Gabi Moisa - Fotolia
Hazelcast grid tunes for data scalability tradeoffs
An in-memory data grid (IMDG) from Hazelcast lets designers tune subsystems to support consistency over availability, or the reverse, depending on what designers want.
In-memory data grid vendor Hazelcast today said it updated its platform to improve data consistency in large scale operations. Hazelcast 3.12 adds subsystems supporting settings for favoring consistency over availability -- or, conversely, availability over consistency -- when making data scalability tradeoffs.
While IMDGs are not literally databases, large enterprise and e-commerce companies have found them useful for accelerating database performance for real-time applications such as payment processing and fraud detection or recommendation engines, said Matt Aslett, analyst at 451 Research.
Designers of these applications have had to carefully match attributes of data consistency and system availability as their systems have gone online and global. IMDGs are often part of the mix, playing a key role as part of real-time streaming data systems.
"Lines have blurred some in terms of in-memory data grid providers delivering consistency and support for stream processing," Aslett said.
Interest in IMDGs has grown along with the growing need for hybrid operational and analytic processing, in which enterprises do analytics on operational data, he said.
A variety of products and services come under the in-memory data processing umbrella, including IMDGs, in-memory databases and stream processing, Aslett noted.
The blurring is apparent, Aslett said, in Hazelcast's new consistency and availability subsystems, as well as in a Hazelcast Jet stream processing engine.
Dialing in data scalability
For distributed data systems, consistency, availability and network partition settings have become the knobs and dials with which data architects tinker as they tune cloud-scale commerce systems.
In fact, users have sought to balance data consistency, data availability, and partition tolerance in distributed systems since the advent of the CAP Theorem developed in 2000 by Eric Brewer, an academic and vice president of infrastructure and fellow at Google.
Designers' interpretation of the CAP theorem underlie data designs ranging from Google's Cloud Spanner to Microsoft's Azure Cosmos DB -- not to mention numerous databases fielded by a host of NoSQL and NewSQL startups -- as systems encounter increased requirements to support full data consistency at large scale.
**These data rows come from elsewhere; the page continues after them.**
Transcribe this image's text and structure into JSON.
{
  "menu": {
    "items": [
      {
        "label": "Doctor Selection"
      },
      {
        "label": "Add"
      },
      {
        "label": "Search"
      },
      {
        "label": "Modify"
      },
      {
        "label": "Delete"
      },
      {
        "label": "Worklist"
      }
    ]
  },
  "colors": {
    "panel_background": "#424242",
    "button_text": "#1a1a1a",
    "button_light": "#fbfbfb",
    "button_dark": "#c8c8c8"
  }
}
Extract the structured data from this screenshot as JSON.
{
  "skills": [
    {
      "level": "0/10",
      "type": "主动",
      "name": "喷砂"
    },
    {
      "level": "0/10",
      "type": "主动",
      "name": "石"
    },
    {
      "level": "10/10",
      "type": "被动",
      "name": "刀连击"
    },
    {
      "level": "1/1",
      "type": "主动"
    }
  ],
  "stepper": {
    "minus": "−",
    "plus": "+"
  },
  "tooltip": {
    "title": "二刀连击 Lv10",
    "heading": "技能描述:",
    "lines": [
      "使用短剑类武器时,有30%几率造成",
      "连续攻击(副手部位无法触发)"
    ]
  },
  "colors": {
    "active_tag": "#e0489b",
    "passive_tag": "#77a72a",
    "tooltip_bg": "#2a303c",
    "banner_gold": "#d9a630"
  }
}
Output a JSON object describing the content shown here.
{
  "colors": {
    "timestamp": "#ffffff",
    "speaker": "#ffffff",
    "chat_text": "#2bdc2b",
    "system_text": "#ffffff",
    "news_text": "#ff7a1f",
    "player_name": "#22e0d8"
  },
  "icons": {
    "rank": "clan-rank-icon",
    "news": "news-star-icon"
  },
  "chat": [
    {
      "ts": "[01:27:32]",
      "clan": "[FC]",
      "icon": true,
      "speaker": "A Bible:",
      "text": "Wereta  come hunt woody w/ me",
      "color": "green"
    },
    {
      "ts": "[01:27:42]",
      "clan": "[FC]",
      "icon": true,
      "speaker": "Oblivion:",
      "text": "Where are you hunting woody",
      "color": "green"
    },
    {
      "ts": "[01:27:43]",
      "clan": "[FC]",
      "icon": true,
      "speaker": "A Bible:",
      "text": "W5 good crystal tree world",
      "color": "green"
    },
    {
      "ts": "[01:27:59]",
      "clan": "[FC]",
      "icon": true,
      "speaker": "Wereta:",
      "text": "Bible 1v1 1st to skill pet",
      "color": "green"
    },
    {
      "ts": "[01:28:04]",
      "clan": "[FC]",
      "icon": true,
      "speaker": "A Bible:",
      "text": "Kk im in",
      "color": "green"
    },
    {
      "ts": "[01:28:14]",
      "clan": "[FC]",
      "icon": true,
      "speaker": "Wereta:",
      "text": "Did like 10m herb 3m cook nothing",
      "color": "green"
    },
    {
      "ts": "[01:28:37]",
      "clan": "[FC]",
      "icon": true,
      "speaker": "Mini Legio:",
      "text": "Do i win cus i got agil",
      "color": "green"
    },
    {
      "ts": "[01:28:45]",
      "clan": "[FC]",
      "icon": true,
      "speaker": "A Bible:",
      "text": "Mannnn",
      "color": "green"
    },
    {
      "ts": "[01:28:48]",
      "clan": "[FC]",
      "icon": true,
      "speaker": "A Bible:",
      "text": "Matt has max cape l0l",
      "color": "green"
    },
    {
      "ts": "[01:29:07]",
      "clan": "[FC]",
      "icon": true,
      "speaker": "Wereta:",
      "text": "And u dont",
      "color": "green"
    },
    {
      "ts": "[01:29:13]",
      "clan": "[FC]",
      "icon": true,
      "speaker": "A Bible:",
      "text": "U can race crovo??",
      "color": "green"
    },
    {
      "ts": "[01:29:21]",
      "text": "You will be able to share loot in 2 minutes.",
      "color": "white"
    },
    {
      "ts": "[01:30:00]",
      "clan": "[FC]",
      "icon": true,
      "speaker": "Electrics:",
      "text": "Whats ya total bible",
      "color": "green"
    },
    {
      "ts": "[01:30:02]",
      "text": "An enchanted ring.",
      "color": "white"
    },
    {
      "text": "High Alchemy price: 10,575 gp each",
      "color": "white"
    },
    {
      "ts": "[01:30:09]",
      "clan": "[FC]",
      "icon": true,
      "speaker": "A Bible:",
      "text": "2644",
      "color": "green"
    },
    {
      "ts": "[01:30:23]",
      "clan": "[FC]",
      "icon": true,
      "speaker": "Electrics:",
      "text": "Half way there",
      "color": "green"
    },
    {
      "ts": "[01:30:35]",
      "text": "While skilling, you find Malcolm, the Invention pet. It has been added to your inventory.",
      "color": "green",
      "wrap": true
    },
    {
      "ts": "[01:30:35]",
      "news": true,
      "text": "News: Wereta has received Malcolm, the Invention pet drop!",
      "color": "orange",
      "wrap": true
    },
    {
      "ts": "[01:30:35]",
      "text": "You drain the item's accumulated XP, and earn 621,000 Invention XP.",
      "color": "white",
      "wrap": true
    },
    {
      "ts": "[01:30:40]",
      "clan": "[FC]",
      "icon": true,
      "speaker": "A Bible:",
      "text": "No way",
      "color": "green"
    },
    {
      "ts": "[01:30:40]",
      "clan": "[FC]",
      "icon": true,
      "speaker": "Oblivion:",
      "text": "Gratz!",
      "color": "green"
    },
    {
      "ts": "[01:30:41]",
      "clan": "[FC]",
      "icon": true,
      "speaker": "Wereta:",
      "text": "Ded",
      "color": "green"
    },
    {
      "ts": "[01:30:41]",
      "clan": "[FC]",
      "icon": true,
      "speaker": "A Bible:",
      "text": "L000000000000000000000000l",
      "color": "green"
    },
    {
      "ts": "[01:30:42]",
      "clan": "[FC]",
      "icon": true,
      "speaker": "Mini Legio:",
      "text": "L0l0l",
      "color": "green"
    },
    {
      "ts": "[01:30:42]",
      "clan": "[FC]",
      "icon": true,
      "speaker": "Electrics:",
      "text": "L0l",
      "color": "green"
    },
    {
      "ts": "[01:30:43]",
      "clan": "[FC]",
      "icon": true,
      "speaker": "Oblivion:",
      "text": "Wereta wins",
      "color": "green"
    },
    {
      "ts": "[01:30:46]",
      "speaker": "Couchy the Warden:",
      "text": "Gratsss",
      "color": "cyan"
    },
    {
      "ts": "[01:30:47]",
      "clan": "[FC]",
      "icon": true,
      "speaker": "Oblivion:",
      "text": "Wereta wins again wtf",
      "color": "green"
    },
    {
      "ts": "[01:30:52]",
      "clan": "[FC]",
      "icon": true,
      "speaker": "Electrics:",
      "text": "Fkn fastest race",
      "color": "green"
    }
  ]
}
Kelly Harrell, Hazelcast CEO, said Hazelcast's new 3.12 subsystems let system designers tune the IMDG based on their overarching design objectives. Other additions to the platform include support for JSON data structures -- to complement existing key-value data support -- and automatic disaster recover failover.
The software is in beta now, with general availability expected in March, according to the company.
Grid yourself for data scalability
Users employed IMDGs like Hazelcast's in distributed data processing going back to the days of grid computing, a predecessor to cloud computing. The grids enabled designers to deal with capacity issues related to spikes in use.
Matt Aslettanalyst, 451 Research
Clustered relational databases with shared caches and distributed key-value NoSQL databases have come along to fill some of the gaps the IMDGs addressed. Meanwhile, some IMDGs have evolved to take on some database characteristics.
IMDG platforms from other vendors include: Oracle Coherence, Pivotal GemFire, SoftwareAG Terracotta BigMemory, Red Hat JBoss Data Grid and GridGain.
An open source version of GridGain's core IMDG, known as Apache Ignite, has gained attention as part of operational intelligence systems in some big data settings. In the complicated mix of big data scalability components for messaging, streaming and analytics processing, IMDGs continue to find a niche -- one that may be expanding.
Data grids support databases
Aslett said some IMDG providers are now positioning their wares as database replacements.
But Hazelcast's Herrell said: "Hazelcast is not a database. It is a data grid that is a complement to a database."
As more web applications require high-performance processing at scale, enterprises could increasingly use CAP-savvy grids.